Duo distills our development docs into context, shifts flaky-test fixes left, and closes its own knowledge gaps — getting better every cycle.
End-to-end tests flake on timing, selectors, and shared state. We retry, quarantine, and eventually fix them — but the fix lives in one merge request and one engineer's head. Duo and our agents never carry that hard-won context into the next review.
How to stabilize a page object or wait correctly lives with reviewers — not where an agent can reach it.
Flakiness usually surfaces after merge, in nightly E2E runs — far from the change that introduced it.
Each fix is one-off. Nothing distills it back into guidance the platform can reuse.

Turn every fix into durable context — then feed it straight back into review.

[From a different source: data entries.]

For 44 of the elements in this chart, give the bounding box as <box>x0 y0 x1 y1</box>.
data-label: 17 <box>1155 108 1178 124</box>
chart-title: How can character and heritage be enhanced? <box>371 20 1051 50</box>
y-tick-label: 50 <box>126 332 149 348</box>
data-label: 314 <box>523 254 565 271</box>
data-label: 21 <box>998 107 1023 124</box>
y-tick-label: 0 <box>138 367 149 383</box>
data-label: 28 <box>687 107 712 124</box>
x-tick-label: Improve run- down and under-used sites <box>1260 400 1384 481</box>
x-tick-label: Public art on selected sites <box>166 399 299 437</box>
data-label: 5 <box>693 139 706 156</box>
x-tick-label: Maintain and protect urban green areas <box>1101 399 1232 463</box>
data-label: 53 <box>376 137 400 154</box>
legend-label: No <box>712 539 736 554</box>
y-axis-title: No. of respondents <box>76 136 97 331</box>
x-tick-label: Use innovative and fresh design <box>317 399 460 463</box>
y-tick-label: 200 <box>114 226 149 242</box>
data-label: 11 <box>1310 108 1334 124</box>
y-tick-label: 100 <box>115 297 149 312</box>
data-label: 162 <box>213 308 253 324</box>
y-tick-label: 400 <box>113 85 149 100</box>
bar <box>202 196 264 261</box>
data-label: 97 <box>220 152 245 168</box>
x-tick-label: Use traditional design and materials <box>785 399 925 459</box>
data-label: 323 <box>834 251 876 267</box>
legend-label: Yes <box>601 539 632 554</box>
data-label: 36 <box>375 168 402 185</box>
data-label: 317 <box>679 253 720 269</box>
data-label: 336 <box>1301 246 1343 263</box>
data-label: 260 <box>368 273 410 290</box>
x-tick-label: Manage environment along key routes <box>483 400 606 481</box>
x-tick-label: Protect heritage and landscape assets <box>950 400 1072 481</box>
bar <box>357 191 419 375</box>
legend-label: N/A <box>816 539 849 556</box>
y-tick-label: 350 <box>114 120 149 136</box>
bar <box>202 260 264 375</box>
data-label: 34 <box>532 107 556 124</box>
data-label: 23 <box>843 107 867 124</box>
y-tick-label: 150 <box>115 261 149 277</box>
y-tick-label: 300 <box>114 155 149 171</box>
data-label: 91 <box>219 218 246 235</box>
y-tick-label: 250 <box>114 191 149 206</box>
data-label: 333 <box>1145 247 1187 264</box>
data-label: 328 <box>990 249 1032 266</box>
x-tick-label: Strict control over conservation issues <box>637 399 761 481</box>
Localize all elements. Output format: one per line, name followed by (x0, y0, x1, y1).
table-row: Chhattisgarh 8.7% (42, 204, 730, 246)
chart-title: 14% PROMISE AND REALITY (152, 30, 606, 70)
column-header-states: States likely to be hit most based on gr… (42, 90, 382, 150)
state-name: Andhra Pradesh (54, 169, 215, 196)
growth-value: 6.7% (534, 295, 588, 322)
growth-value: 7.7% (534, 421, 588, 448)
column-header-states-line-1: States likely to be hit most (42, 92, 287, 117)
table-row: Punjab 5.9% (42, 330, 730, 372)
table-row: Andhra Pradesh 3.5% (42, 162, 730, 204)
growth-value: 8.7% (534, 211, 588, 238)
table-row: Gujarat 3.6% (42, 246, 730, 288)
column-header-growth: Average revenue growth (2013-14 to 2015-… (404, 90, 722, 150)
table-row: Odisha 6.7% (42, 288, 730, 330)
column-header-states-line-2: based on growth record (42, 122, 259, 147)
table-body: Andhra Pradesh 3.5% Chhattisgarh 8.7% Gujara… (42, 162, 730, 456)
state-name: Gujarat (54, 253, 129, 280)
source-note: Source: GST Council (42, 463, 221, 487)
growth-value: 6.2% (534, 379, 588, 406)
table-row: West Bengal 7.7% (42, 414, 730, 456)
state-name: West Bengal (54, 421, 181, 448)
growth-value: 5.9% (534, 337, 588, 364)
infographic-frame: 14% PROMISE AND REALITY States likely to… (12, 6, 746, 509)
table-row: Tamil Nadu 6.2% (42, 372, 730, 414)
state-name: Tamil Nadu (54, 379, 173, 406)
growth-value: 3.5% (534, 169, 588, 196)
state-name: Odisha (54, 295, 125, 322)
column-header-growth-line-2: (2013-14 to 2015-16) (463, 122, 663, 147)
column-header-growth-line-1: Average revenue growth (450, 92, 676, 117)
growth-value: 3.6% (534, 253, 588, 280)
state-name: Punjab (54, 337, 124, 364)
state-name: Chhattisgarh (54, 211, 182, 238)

A scheduled pipeline reads docs.gitlab.com/development, extracts our end-to-end testing conventions, and compiles them into artifacts the AI applies on every change.

Content generated by AI should be seen as a starting point and verified before use.

A second scheduled job classifies merged flaky-test fixes by root cause and checks each recurring pattern against the testing docs — opening a merge request wherever guidance is missing.

Each merged fix becomes documented context, distilled into the next skill and review pass. Knowledge compounds instead of resetting.
Fixes move from nightly E2E failures into the merge request, where they are cheapest to make and easiest to learn from.
Two scheduled jobs do the distilling and the gap-finding. No manual curation backlog, no doc rot.

Pilot on the E2E browser suite, prove it closes once, then expand to every flaky-test bucket.